Polymer Photocatalysts

Due to their molecularly precise backbones, organic polymer photocatalysts have the advantage of a broad molecular-scale design space for their optoelectronic and surface catalytic properties.

At Alfa Chemistry Catalysts, we can offer a wide range of polymeric photocatalyst related products.

Classification

• Carbon nitrides is a type of triazine or heptazine-based polymer containing carbon and nitrogen, commonly referred to as graphitic carbonitride (g-C3N4), which is a layered crystal structure based on heptazine. Carbon nitride is an effective substitute for graphite and amorphous carbon in various fields such as catalyst supports.
• Conjugated polymers (CPs) are promising alternatives to conventional inorganic semiconductor photocatalysis, with unique advantages such as low cost, high chemical stability, and molecularly tunable optoelectronic properties.
• Covalent triazine frameworks (CTFs) represent the bridge between carbon nitride materials and conjugated organic polymers, combining the thermal stability and strong triazine motif of PTI-type carbon nitrides with variable rigidity arenes.
• Covalent organic frameworks (COFs) are a new class of 2D or 3D crystalline polymers formed by linking organic building blocks into extended structures. The high crystallinity facilitates charge separation and transport, making COFs with good catalytic activity.

Applications

Organic polymer photocatalysts usually contain π-conjugated structures, which makes them have many interesting properties that differentiate them from inorganic semiconductors in the field of photocatalysis. Organic polymer photocatalysts have been widely studied and applied in photocatalytic water splitting, CO2 photocatalytic reduction, light-driven organic transformation, and photocatalytic degradation of organic dyes.

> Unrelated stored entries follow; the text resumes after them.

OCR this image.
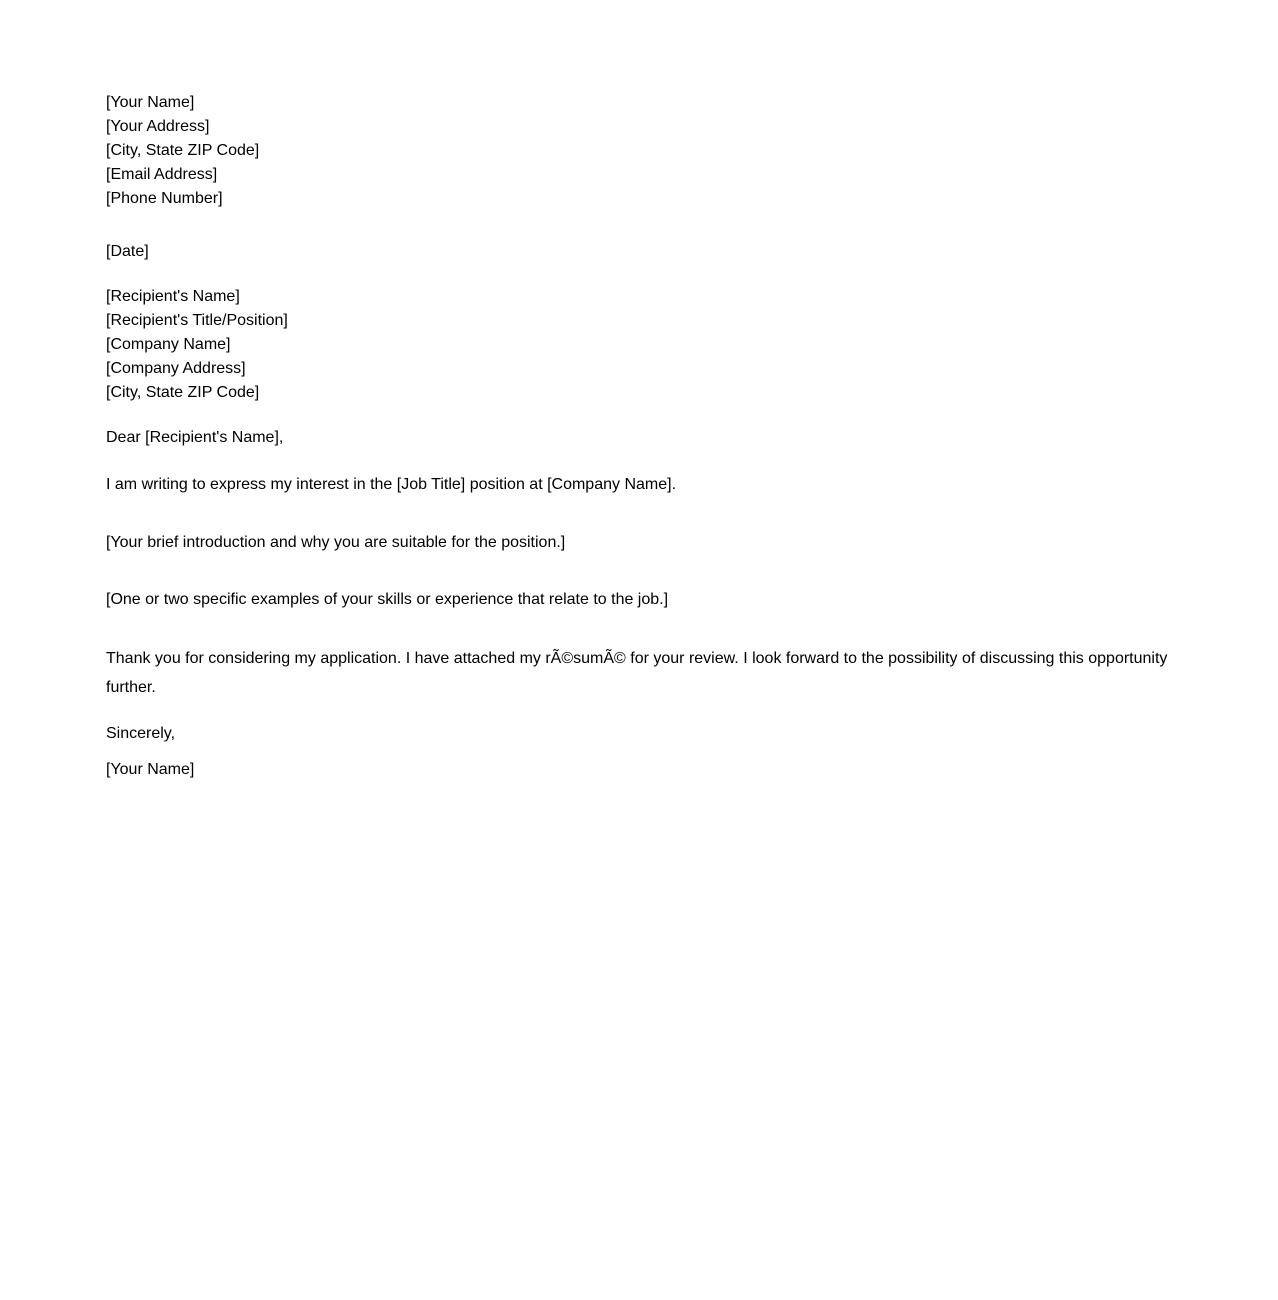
[Your Name]
[Your Address]
[City, State ZIP Code]
[Email Address]
[Phone Number]
[Date]
[Recipient's Name]
[Recipient's Title/Position]
[Company Name]
[Company Address]
[City, State ZIP Code]
Dear [Recipient's Name],
I am writing to express my interest in the [Job Title] position at [Company Name].
[Your brief introduction and why you are suitable for the position.]
[One or two specific examples of your skills or experience that relate to the job.]
Thank you for considering my application. I have attached my rÃ©sumÃ© for your review. I look forward to the possibility of discussing this opportunity further.
Sincerely,
[Your Name]
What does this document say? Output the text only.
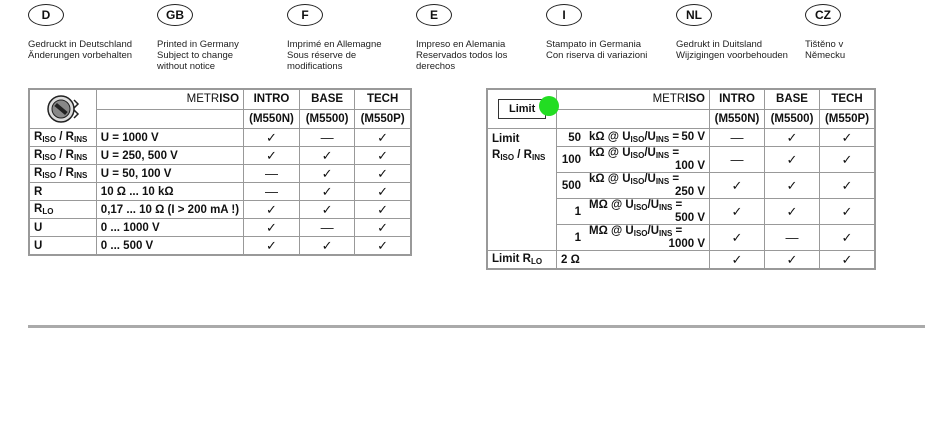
D
Gedruckt in Deutschland
Änderungen vorbehalten
GB
Printed in Germany
Subject to change
without notice
F
Imprimé en Allemagne
Sous réserve de
modifications
E
Impreso en Alemania
Reservados todos los
derechos
I
Stampato in Germania
Con riserva di variazioni
NL
Gedrukt in Duitsland
Wijzigingen voorbehouden
CZ
Tištěno v
Německu
	METRISO	INTRO	BASE	TECH
		(M550N)	(M5500)	(M550P)
$R_{ISO} / R_{INS}$	U = 1000 V	✓	—	✓
$R_{ISO} / R_{INS}$	U = 250, 500 V	✓	✓	✓
$R_{ISO} / R_{INS}$	U = 50, 100 V	—	✓	✓
R	10 Ω ... 10 kΩ	—	✓	✓
$R_{LO}$	0,17 ... 10 Ω (I > 200 mA !)	✓	✓	✓
U	0 ... 1000 V	✓	—	✓
U	0 ... 500 V	✓	✓	✓
Limit	METRISO		INTRO	BASE	TECH
			(M550N)	(M5500)	(M550P)
Limit
$R_{ISO} / R_{INS}$	50	kΩ @ $U_{ISO}/U_{INS} = 50$ V	—	✓	✓
	100	kΩ @ $U_{ISO}/U_{INS}$ =
100 V	—	✓	✓
	500	kΩ @ $U_{ISO}/U_{INS}$ =
250 V	✓	✓	✓
	1	MΩ @ $U_{ISO}/U_{INS}$ =
500 V	✓	✓	✓
	1	MΩ @ $U_{ISO}/U_{INS}$ =
1000 V	✓	—	✓
Limit $R_{LO}$	2 Ω		✓	✓	✓
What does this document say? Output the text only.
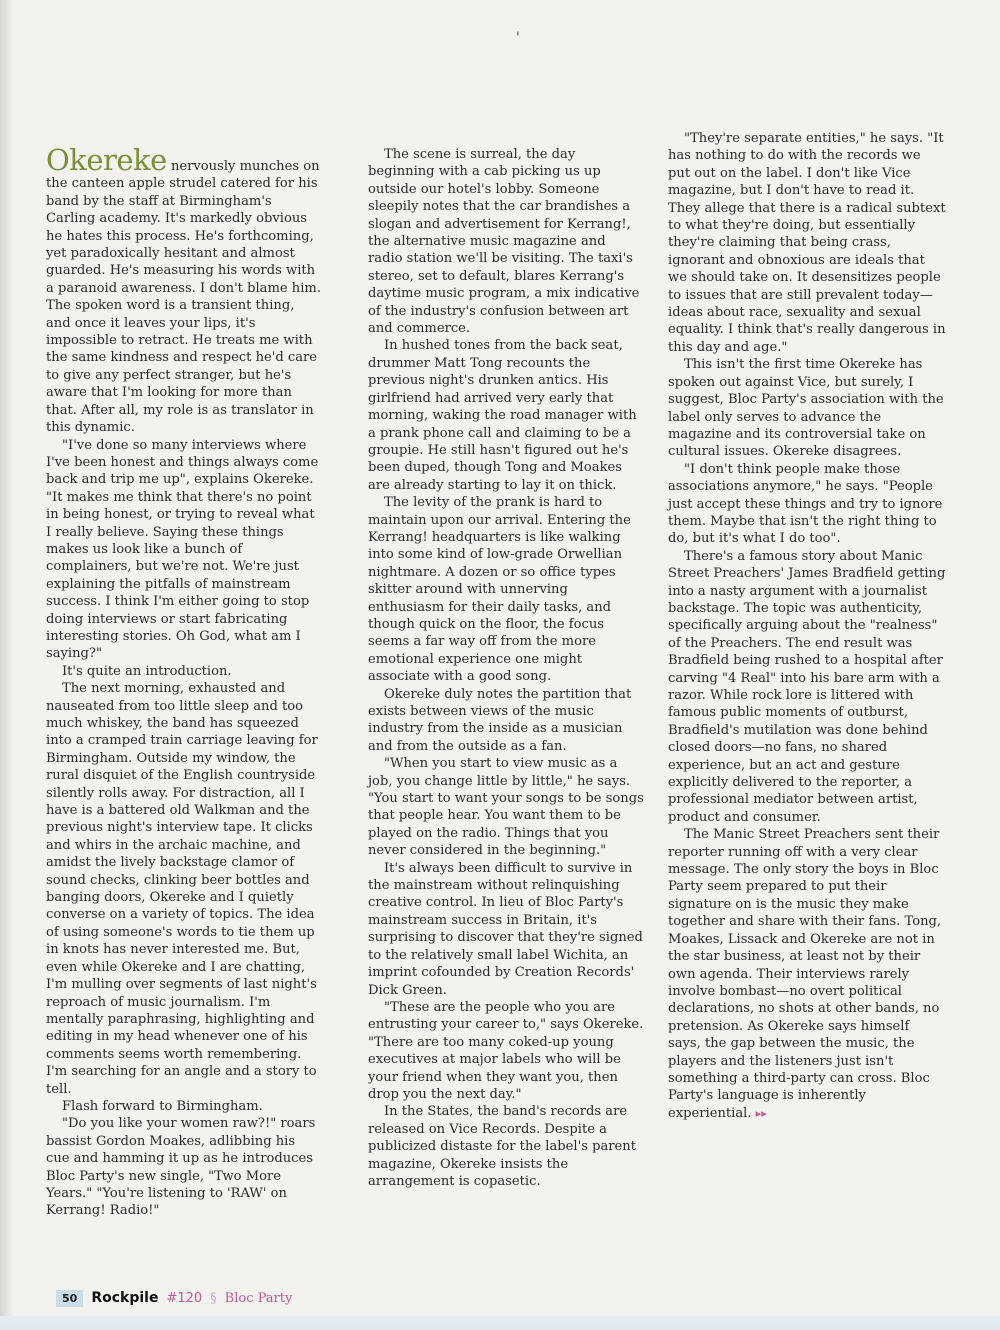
'

Okereke nervously munches on the canteen apple strudel catered for his band by the staff at Birmingham's Carling academy. It's markedly obvious he hates this process. He's forthcoming, yet paradoxically hesitant and almost guarded. He's measuring his words with a paranoid awareness. I don't blame him. The spoken word is a transient thing, and once it leaves your lips, it's impossible to retract. He treats me with the same kindness and respect he'd care to give any perfect stranger, but he's aware that I'm looking for more than that. After all, my role is as translator in this dynamic.

"I've done so many interviews where I've been honest and things always come back and trip me up", explains Okereke. "It makes me think that there's no point in being honest, or trying to reveal what I really believe. Saying these things makes us look like a bunch of complainers, but we're not. We're just explaining the pitfalls of mainstream success. I think I'm either going to stop doing interviews or start fabricating interesting stories. Oh God, what am I saying?"

It's quite an introduction.

The next morning, exhausted and nauseated from too little sleep and too much whiskey, the band has squeezed into a cramped train carriage leaving for Birmingham. Outside my window, the rural disquiet of the English countryside silently rolls away. For distraction, all I have is a battered old Walkman and the previous night's interview tape. It clicks and whirs in the archaic machine, and amidst the lively backstage clamor of sound checks, clinking beer bottles and banging doors, Okereke and I quietly converse on a variety of topics. The idea of using someone's words to tie them up in knots has never interested me. But, even while Okereke and I are chatting, I'm mulling over segments of last night's reproach of music journalism. I'm mentally paraphrasing, highlighting and editing in my head whenever one of his comments seems worth remembering. I'm searching for an angle and a story to tell.

Flash forward to Birmingham.

"Do you like your women raw?!" roars bassist Gordon Moakes, adlibbing his cue and hamming it up as he introduces Bloc Party's new single, "Two More Years." "You're listening to 'RAW' on Kerrang! Radio!"

The scene is surreal, the day beginning with a cab picking us up outside our hotel's lobby. Someone sleepily notes that the car brandishes a slogan and advertisement for Kerrang!, the alternative music magazine and radio station we'll be visiting. The taxi's stereo, set to default, blares Kerrang's daytime music program, a mix indicative of the industry's confusion between art and commerce.

In hushed tones from the back seat, drummer Matt Tong recounts the previous night's drunken antics. His girlfriend had arrived very early that morning, waking the road manager with a prank phone call and claiming to be a groupie. He still hasn't figured out he's been duped, though Tong and Moakes are already starting to lay it on thick.

The levity of the prank is hard to maintain upon our arrival. Entering the Kerrang! headquarters is like walking into some kind of low-grade Orwellian nightmare. A dozen or so office types skitter around with unnerving enthusiasm for their daily tasks, and though quick on the floor, the focus seems a far way off from the more emotional experience one might associate with a good song.

Okereke duly notes the partition that exists between views of the music industry from the inside as a musician and from the outside as a fan.

"When you start to view music as a job, you change little by little," he says. "You start to want your songs to be songs that people hear. You want them to be played on the radio. Things that you never considered in the beginning."

It's always been difficult to survive in the mainstream without relinquishing creative control. In lieu of Bloc Party's mainstream success in Britain, it's surprising to discover that they're signed to the relatively small label Wichita, an imprint cofounded by Creation Records' Dick Green.

"These are the people who you are entrusting your career to," says Okereke. "There are too many coked-up young executives at major labels who will be your friend when they want you, then drop you the next day."

In the States, the band's records are released on Vice Records. Despite a publicized distaste for the label's parent magazine, Okereke insists the arrangement is copasetic.

"They're separate entities," he says. "It has nothing to do with the records we put out on the label. I don't like Vice magazine, but I don't have to read it. They allege that there is a radical subtext to what they're doing, but essentially they're claiming that being crass, ignorant and obnoxious are ideals that we should take on. It desensitizes people to issues that are still prevalent today—ideas about race, sexuality and sexual equality. I think that's really dangerous in this day and age."

This isn't the first time Okereke has spoken out against Vice, but surely, I suggest, Bloc Party's association with the label only serves to advance the magazine and its controversial take on cultural issues. Okereke disagrees.

"I don't think people make those associations anymore," he says. "People just accept these things and try to ignore them. Maybe that isn't the right thing to do, but it's what I do too".

There's a famous story about Manic Street Preachers' James Bradfield getting into a nasty argument with a journalist backstage. The topic was authenticity, specifically arguing about the "realness" of the Preachers. The end result was Bradfield being rushed to a hospital after carving "4 Real" into his bare arm with a razor. While rock lore is littered with famous public moments of outburst, Bradfield's mutilation was done behind closed doors—no fans, no shared experience, but an act and gesture explicitly delivered to the reporter, a professional mediator between artist, product and consumer.

The Manic Street Preachers sent their reporter running off with a very clear message. The only story the boys in Bloc Party seem prepared to put their signature on is the music they make together and share with their fans. Tong, Moakes, Lissack and Okereke are not in the star business, at least not by their own agenda. Their interviews rarely involve bombast—no overt political declarations, no shots at other bands, no pretension. As Okereke says himself says, the gap between the music, the players and the listeners just isn't something a third-party can cross. Bloc Party's language is inherently experiential. ▸▸

50	Rockpile #120 § Bloc Party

Figure 1. Overview of polymer photocatalysts for various photocatalytic applications [1]

• Photocatalytic water splitting

Photocatalytic water splitting technology provides an efficient way to utilize the abundant water and sunlight in nature to produce clean hydrogen production. So far, a series of conjugated polymers have been well designed for photocatalytic hydrogen evolution from water under illumination. The photocatalytic activity of the as-prepared polymers varies with the different structures, compositions, and optical properties of the polymer chains.

• Photocatalytic CO2 reduction

Using sunlight to reduce CO2 through H2O is an innovative approach to addressing the growing environmental challenges.

Figure 2. Conjugated microporous polymers to capture, activate and reduce CO2 to CO with visible light [2]

• Photocatalytic organic conversion

Generally, photocatalytic organic transformations are initiated by exciting polymeric photocatalysts to generate electrons and holes, which react with organic substrates to form radical intermediates. These reactive intermediates are further converted to final products by rearrangements or reactions with other species on the surface or in bulk solution.

Figure 3. Typical organic conversion reactions using CP as photocatalyst [1]

• Photocatalytic degradation of organic dyes

Photocatalytic degradation of organic dyes into less harmful compounds offers an attractive approach for environmental remediation. For example, the linear conjugated polymers with unique nanostructures showed great promise for the degradation of organic dyes. The soft-template method was used to prepare nanofibers of poly(diphenylbutadiyne) by photopolymerization that could decompose methyl orange in water.

Figure 4. Conjugated polymers for photocatalytic degradation of organic dyes [3]

References

1. Chunhui Dai. (2019). "Conjugated polymers for visible-light-driven photocatalysis," Energy & Environmental Science 13: 24-52.
2. Can Yang. (2018). "Functional Conjugated Polymers for CO2 Reduction Using Visible Light," Chemistry - A European Journal 24(66): 17454-17458.
3. Srabanti Ghosh. (2015). "Conducting polymer nanostructures for photocatalysis under visible light," Nature Materials 14: 505-511.